I have already made it clear that I accept that the records of the DEABC are currently held by the DOELG. I equally accept the argument that the records supplied to the Assistant Secretary were supplied to him in his capacity as a member of the Committee. However, the issue under consideration relates to the records held by the Department as a whole rather than records in the possession of that particular individual. Under these circumstances, I do not consider the argument made in relation to records provided in confidence to be relevant in this case.
The argument was also made that access should be refused due to the inherent confidentiality of the records. I do not accept that the records have a special quality of confidentiality attaching to them. Even if I did, I could not accept that they are exempt unless they are covered by a specific exemption in the FOI Act. Accordingly, I must reject this argument.
The Department has accepted that there is a very significant public interest factor in favour of release of records which reveal the workings of public bodies and particularly how their decisions are reached but it has argued that the public interest in protecting the integrity of the electoral system is greater. It is not clear to me from the arguments put forward by the Department as to what specific provision of the FOI Act might prohibit release on public interest grounds. However, in any event I am not convinced that release of the records at this stage would cause the harm which the Department contends.
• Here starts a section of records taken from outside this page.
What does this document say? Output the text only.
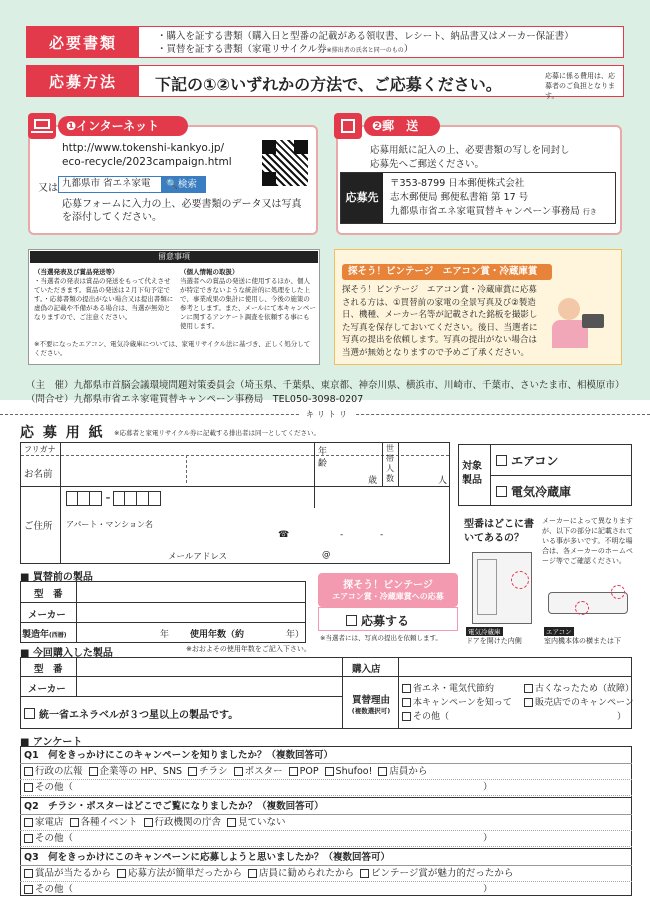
必要書類	・購入を証する書類（購入日と型番の記載がある領収書、レシート、納品書又はメーカー保証書）
・買替を証する書類（家電リサイクル券※排出者の氏名と同一のもの）
応募方法	下記の①②いずれかの方法で、ご応募ください。	応募に係る費用は、応募者のご負担となります。
❶インターネット
http://www.tokenshi-kankyo.jp/
eco-recycle/2023campaign.html
又は 九都県市 省エネ家電	🔍検索
応募フォームに入力の上、必要書類のデータ又は写真を添付してください。
❷郵　送
応募用紙に記入の上、必要書類の写しを同封し
応募先へご郵送ください。
応募先
〒353-8799 日本郵便株式会社
志木郵便局 郵便私書箱 第 17 号
九都県市省エネ家電買替キャンペーン事務局 行き
留意事項
（当選発表及び賞品発送等）
・当選者の発表は賞品の発送をもって代えさせていただきます。賞品の発送は２月下旬予定です。・応募書類の提出がない場合又は提出書類に虚偽の記載や不備がある場合は、当選が無効となりますので、ご注意ください。
（個人情報の取扱）
当選者への賞品の発送に使用するほか、個人が特定できないような統計的に処理をした上で、事業成果の集計に使用し、今後の施策の参考とします。また、メールにて本キャンペーンに関するアンケート調査を依頼する事にも使用します。
※不要になったエアコン、電気冷蔵庫については、家電リサイクル法に基づき、正しく処分してください。
探そう！ビンテージ　エアコン賞・冷蔵庫賞
探そう！ビンテージ　エアコン賞・冷蔵庫賞に応募される方は、①買替前の家電の全景写真及び②製造日、機種、メーカー名等が記載された銘板を撮影した写真を保存しておいてください。後日、当選者に写真の提出を依頼します。写真の提出がない場合は当選が無効となりますので予めご了承ください。
（主　催）九都県市首脳会議環境問題対策委員会（埼玉県、千葉県、東京都、神奈川県、横浜市、川崎市、千葉市、さいたま市、相模原市）
（問合せ）九都県市省エネ家電買替キャンペーン事務局　TEL050-3098-0207
キリトリ
応 募 用 紙 ※応募者と家電リサイクル券に記載する排出者は同一としてください。
フリガナ
お名前
年齢
歳
世帯人数	人
ご住所
-
アパート・マンション名
☎	-	-
メールアドレス	@
対象製品
エアコン
電気冷蔵庫
型番はどこに書いてあるの？
メーカーによって異なりますが、以下の部分に記載されている事が多いです。不明な場合は、各メーカーのホームページ等でご確認ください。
電気冷蔵庫
ドアを開けた内側
エアコン
室内機本体の横または下
■ 買替前の製品
型　番
メーカー
製造年(西暦)	年 使用年数（約	年）
※おおよその使用年数をご記入下さい。
探そう！ビンテージ
エアコン賞・冷蔵庫賞への応募
応募する
※当選者には、写真の提出を依頼します。
■ 今回購入した製品
型　番
メーカー
統一省エネラベルが３つ星以上の製品です。
購入店
買替理由
(複数選択可)
省エネ・電気代節約	古くなったため（故障）
本キャンペーンを知って	販売店でのキャンペーン
その他（	）
■ アンケート
Q1　何をきっかけにこのキャンペーンを知りましたか？（複数回答可）
行政の広報 企業等の HP、SNS チラシ ポスター POP Shufoo! 店員から
その他（	）
Q2　チラシ・ポスターはどこでご覧になりましたか？（複数回答可）
家電店 各種イベント 行政機関の庁舎 見ていない
その他（	）
Q3　何をきっかけにこのキャンペーンに応募しようと思いましたか？（複数回答可）
賞品が当たるから 応募方法が簡単だったから 店員に勧められたから ビンテージ賞が魅力的だったから
その他（	）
For reasons which I have already outlined, I am satisfied that the decision of the DOELG to refuse access to the records held by the DEABC during its lifetime was correct. I have equally made it clear that I consider that its records are now held by the DOELG and are covered by the FOI Act. I face the dilemma, therefore that if I were to confirm the decision of the DOELG not to release the records sought, I would put Mr Henry in the position of having to submit a new request to the DOELG and to go through the various processes required. This would seem to me to offend against good administrative practice.
I consider it appropriate, following review, to annul the decision of the DOELG and having regard to all the circumstances of this case, and in particular the passage of time which has elapsed since Mr Henry's original application and the fact that the records of the DEABC are now held by the DOELG, to make a new decision which takes cognisance of the current status of the records of the DEABC which are held by the DOELG. I therefore propose to direct the DOELG to release to Mr Henry the records which were the subject of his original application.
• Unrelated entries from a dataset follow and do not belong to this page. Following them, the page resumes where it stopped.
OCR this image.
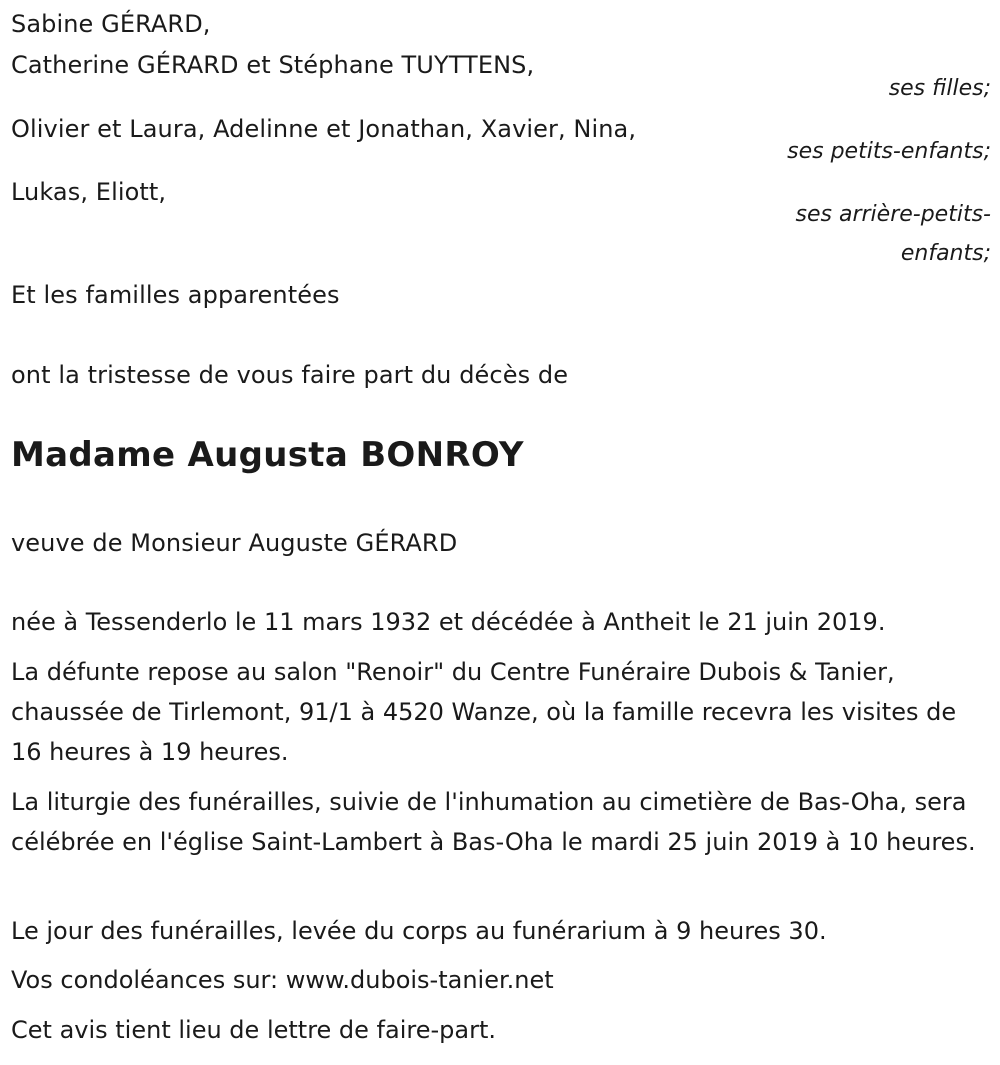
Sabine GÉRARD,
Catherine GÉRARD et Stéphane TUYTTENS,
ses filles;
Olivier et Laura, Adelinne et Jonathan, Xavier, Nina,
ses petits-enfants;
Lukas, Eliott,
ses arrière-petits-
enfants;
Et les familles apparentées
ont la tristesse de vous faire part du décès de
Madame Augusta BONROY
veuve de Monsieur Auguste GÉRARD
née à Tessenderlo le 11 mars 1932 et décédée à Antheit le 21 juin 2019.
La défunte repose au salon "Renoir" du Centre Funéraire Dubois & Tanier, chaussée de Tirlemont, 91/1 à 4520 Wanze, où la famille recevra les visites de 16 heures à 19 heures.
La liturgie des funérailles, suivie de l'inhumation au cimetière de Bas-Oha, sera célébrée en l'église Saint-Lambert à Bas-Oha le mardi 25 juin 2019 à 10 heures.
Le jour des funérailles, levée du corps au funérarium à 9 heures 30.
Vos condoléances sur: www.dubois-tanier.net
Cet avis tient lieu de lettre de faire-part.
Having considered the matter, I accept the contention of the DOELG that, having regard to the manner of its establishment, the DEABC was at the time of Mr Henry's original request, a body which did not fall within the scope of the FOI Act. I also find that the records created by the secretariat to the DEABC were, during the period of the DEABC's existence, under the control of the DEABC and not under the control of the DOELG.
However, I find that the records of the DEABC have come into the possession of, and are now held by, the DOELG. Under these circumstances I annul the decision of the DOELG as notified to Mr Henry on 24 June 1998 and direct that the DOELG grant Mr Henry access to the records which were the subject of his original application.